I began my career in 1988 with my first full-time job at a company called Chaplet. They were one of the early laptop computer manufacturers in Taiwan. I accepted the job as a BIOS programmer, but on the first day I was given a user manual to edit by hand. I was horrified at the English in the product manual, and almost immediately I told my manager it had to be totally rewritten. (Obviously, the girl who wrote the original manual didn’t pay attention in English class! Well, to think about it, they’d probably say the same thing about me if I wrote a manual in Chinese. Yes, I’m sure they would!)
At the start of my career I had no experience in technical writing, but I knew poor English when I saw it, and I had taken a technical writing course in college. After a few days, a computer (with a 20 MB hard drive) was issued to me. I installed Microsoft Word for DOS (not Windows—that long ago!), and I began writing. I told my manager that after rewriting the manual, I wanted my programming position back. It turned out that I never did any programming at that job. I developed an interest in writing. I was so proud when my manuals were printed and packaged with the newly manufactured computers. Incredibly, one user manual was given good marks in Portable Computing magazine when they did a complete product comparison between Chaplet’s laptop computer and Toshiba’s laptop computer. In that article Toshiba was referred to as “Goliath” and Chaplet to “David”. Here are some photos of that manual and magazine article.

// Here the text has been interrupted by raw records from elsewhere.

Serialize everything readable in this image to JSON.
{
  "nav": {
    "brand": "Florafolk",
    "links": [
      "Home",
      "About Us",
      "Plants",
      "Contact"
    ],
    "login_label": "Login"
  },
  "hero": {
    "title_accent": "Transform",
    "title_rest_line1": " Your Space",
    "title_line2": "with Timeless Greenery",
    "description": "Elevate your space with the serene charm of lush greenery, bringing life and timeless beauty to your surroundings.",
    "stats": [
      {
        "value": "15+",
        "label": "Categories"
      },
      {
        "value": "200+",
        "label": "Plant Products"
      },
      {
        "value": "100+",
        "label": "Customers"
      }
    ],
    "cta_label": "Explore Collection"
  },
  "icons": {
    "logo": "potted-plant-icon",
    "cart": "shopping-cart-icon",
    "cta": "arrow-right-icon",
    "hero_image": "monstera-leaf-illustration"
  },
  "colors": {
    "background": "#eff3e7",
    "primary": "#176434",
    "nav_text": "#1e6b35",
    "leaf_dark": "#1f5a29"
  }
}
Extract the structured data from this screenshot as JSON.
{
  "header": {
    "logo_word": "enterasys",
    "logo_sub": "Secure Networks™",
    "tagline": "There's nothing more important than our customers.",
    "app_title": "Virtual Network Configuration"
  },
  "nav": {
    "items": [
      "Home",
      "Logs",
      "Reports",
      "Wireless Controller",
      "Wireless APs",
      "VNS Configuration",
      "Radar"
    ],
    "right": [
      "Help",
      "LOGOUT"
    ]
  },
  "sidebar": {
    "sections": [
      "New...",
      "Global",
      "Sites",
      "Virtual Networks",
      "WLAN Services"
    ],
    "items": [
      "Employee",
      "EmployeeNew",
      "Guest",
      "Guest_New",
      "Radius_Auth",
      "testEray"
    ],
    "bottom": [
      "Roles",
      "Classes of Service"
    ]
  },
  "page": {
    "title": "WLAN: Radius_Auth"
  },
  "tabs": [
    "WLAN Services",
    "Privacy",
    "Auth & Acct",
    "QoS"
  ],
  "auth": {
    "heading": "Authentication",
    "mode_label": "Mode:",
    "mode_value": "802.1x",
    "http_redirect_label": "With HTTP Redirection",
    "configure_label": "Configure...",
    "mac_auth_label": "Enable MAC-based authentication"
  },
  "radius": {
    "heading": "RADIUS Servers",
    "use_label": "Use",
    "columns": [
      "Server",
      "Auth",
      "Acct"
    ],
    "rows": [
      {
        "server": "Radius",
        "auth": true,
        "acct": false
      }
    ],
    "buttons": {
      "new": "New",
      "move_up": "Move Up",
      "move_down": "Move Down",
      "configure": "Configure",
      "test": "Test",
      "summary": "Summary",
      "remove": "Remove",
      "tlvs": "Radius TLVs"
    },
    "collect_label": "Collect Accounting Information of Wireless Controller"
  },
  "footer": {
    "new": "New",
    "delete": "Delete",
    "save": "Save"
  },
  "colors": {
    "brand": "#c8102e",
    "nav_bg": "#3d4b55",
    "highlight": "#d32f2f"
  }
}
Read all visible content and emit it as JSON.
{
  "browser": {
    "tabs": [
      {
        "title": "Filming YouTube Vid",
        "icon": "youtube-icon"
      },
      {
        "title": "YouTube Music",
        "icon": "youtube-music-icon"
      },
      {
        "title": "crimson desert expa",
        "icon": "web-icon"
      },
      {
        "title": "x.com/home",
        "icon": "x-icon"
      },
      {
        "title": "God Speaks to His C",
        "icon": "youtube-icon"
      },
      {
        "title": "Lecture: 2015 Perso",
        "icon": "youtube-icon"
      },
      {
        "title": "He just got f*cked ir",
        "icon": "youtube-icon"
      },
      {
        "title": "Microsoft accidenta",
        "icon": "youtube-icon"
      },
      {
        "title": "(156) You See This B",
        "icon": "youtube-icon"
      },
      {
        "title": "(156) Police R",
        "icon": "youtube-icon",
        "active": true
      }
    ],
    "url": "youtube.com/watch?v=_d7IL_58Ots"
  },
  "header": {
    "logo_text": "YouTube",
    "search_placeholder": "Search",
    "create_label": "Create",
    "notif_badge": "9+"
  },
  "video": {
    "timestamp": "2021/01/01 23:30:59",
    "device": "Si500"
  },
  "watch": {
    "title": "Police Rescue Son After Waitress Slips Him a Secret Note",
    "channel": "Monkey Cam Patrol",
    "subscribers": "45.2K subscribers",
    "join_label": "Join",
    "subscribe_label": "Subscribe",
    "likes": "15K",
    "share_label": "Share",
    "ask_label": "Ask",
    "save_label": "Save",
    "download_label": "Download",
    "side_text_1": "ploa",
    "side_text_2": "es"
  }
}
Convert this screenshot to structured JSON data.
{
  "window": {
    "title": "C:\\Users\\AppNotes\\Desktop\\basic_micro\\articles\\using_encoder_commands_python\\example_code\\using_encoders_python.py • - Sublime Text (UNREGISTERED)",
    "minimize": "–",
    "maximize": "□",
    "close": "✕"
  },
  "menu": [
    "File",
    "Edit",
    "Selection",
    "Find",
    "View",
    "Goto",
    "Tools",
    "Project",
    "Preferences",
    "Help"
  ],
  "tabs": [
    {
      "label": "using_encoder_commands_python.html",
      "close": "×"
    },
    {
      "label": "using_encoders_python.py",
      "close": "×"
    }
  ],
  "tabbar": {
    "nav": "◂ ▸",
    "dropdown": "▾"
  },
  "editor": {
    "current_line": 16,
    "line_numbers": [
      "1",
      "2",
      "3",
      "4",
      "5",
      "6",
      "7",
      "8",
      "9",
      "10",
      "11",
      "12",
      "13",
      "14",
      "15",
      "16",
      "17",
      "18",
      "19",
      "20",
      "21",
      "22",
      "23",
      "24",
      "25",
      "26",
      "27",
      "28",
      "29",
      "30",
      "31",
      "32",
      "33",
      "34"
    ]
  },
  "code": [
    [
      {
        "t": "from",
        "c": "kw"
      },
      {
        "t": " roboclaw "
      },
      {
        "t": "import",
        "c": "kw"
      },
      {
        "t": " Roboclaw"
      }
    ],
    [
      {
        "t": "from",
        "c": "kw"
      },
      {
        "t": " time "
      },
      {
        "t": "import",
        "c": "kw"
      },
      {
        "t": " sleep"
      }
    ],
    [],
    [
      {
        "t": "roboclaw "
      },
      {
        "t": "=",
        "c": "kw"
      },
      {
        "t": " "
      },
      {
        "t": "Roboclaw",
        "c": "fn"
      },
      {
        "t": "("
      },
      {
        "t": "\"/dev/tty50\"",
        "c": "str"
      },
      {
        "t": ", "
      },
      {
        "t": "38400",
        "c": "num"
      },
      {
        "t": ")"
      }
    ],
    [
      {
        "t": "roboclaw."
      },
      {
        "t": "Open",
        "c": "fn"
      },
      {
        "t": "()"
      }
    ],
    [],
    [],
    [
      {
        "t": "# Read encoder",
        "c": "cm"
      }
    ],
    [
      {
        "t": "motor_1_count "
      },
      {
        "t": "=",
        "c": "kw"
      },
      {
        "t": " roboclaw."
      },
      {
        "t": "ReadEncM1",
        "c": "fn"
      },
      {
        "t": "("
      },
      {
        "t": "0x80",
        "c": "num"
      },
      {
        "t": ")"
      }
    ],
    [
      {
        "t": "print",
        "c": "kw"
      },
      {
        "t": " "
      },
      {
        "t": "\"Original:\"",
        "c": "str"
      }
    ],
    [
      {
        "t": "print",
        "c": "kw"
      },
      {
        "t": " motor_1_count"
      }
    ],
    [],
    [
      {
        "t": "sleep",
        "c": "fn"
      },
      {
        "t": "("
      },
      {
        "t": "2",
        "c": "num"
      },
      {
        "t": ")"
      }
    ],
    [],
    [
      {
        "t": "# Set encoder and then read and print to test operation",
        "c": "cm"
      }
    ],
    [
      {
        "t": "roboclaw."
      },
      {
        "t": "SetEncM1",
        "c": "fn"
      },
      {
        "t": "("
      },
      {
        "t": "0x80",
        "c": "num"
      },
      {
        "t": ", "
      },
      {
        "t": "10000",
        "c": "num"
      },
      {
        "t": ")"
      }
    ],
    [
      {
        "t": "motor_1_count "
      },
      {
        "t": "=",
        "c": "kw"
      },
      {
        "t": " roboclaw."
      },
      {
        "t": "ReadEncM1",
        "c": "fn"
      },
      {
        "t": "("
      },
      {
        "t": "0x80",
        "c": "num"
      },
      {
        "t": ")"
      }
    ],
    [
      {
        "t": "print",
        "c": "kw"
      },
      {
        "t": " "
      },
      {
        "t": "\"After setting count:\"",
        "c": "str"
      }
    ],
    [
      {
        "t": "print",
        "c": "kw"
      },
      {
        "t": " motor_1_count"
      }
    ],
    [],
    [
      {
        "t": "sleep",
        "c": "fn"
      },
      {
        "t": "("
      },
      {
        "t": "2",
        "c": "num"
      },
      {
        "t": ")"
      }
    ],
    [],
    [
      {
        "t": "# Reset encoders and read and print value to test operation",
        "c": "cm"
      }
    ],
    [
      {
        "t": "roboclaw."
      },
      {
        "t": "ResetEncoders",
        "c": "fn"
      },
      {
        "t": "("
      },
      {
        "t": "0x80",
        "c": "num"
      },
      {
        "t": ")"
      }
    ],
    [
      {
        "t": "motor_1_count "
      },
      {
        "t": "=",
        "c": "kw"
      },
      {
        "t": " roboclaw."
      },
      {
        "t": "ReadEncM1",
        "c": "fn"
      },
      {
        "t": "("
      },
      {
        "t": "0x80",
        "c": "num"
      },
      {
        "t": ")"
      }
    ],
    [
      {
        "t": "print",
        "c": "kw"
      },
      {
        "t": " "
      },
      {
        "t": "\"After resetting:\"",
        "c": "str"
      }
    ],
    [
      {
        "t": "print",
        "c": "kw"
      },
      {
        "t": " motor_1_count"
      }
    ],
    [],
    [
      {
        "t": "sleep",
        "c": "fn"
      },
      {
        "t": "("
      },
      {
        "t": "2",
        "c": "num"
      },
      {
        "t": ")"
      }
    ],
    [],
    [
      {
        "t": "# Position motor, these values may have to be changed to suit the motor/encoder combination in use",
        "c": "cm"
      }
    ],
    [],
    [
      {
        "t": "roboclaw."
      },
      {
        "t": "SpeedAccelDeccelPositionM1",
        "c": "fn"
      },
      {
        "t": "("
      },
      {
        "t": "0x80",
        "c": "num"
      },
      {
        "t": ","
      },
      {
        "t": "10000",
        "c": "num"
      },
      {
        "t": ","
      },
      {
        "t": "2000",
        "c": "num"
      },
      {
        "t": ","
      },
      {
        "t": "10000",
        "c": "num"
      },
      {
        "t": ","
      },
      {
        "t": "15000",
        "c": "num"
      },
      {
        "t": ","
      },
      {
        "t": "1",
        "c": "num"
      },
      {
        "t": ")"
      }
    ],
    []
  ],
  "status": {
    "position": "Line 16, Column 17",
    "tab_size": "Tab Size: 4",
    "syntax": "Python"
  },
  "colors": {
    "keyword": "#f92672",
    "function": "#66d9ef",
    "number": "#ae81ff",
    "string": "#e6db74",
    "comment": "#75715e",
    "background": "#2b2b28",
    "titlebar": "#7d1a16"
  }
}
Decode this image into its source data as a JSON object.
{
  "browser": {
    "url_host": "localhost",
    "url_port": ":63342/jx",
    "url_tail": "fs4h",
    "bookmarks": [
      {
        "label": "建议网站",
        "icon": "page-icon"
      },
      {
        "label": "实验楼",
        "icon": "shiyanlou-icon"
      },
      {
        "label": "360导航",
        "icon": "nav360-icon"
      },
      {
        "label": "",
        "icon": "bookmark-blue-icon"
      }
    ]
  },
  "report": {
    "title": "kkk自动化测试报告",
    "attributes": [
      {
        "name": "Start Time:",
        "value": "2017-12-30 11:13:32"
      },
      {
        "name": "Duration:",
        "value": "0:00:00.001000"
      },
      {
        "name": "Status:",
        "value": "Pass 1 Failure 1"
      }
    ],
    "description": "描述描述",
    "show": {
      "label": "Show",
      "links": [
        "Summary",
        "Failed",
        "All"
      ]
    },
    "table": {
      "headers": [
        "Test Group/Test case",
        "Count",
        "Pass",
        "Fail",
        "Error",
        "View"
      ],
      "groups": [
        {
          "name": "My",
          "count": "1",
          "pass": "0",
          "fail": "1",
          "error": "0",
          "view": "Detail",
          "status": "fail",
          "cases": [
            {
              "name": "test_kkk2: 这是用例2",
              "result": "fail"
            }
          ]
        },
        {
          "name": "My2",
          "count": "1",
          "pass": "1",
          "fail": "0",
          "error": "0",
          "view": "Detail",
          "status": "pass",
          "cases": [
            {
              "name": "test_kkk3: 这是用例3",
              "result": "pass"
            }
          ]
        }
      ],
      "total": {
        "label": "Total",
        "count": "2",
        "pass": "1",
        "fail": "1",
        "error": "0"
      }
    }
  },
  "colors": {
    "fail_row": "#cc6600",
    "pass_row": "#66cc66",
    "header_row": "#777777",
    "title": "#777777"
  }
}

I was so encouraged by that review and I had developed such pride in my work that I decided to continue as a technical writer. For years afterward I worked as an independent technical writer in Taipei, advertising my documentation services and writing manuals for the many technology companies in Taipei and the surrounding area. I didn’t make a lot of money, but the work was flexible and I got to work with lots of different companies. Sometimes I worked at home. Sometimes I hung out at the customer’s office talking with engineers about the product I was documenting. I still have a box of some of the manuals that I wrote.
In 1991 I took on a special project; I was to write the Programmer’s Reference Manual for UMAX’s scanners. This was my first chance to get back into programming, though in a limited way. My first challenge was to learn the C programming language, since, amazingly, that was not one of the languages taught at the two universities I attended. I had learned FORTRAN, COBOL, PL/1, Pascal and Assembly, but not C. By the end of 1991, after having finished the reference manual and having learned the basics of C, it was time to move on. I needed to learn C++ and Windows programming.
In May 1985 I finally graduated from college. I had a Bachelor of Science degree from Louisiana State University in Shreveport in Computer Science. It would be at least three years before I would begin utilizing this degree.
At the time I was especially active in the church. The church encouraged all young college graduates to devote a year or two after college to serve the church full-time, so naturally, that is what I did. A year later in the summer of 1986 a major church training in Taiwan opened up for international participation. Still single and not yet employed, the church encouraged me to participate in the Taiwan training. I had been hoping to start my career, but decided instead to attend the training for one semester.
Around 300 of us flew from Los Angeles to Taiwan in August 1986 to participate in what we all called “The Full-Time Training in Taipei”, or FTTT for short.
Well, one thing led to another. In November, three months into the training, I met my wife to be, so I remained in the training for the next semester. (Actually, my experience was a little more spiritual than this.) By the summer of 1987 we knew we wanted to get married. After less than one year in Taiwan, most of my original colleagues from the US returned home. I stayed in Taiwan, for one obvious reason. In the summer of 1987 I moved out of the church training center and rented my own apartment. Right away, I began teaching English and studying Chinese.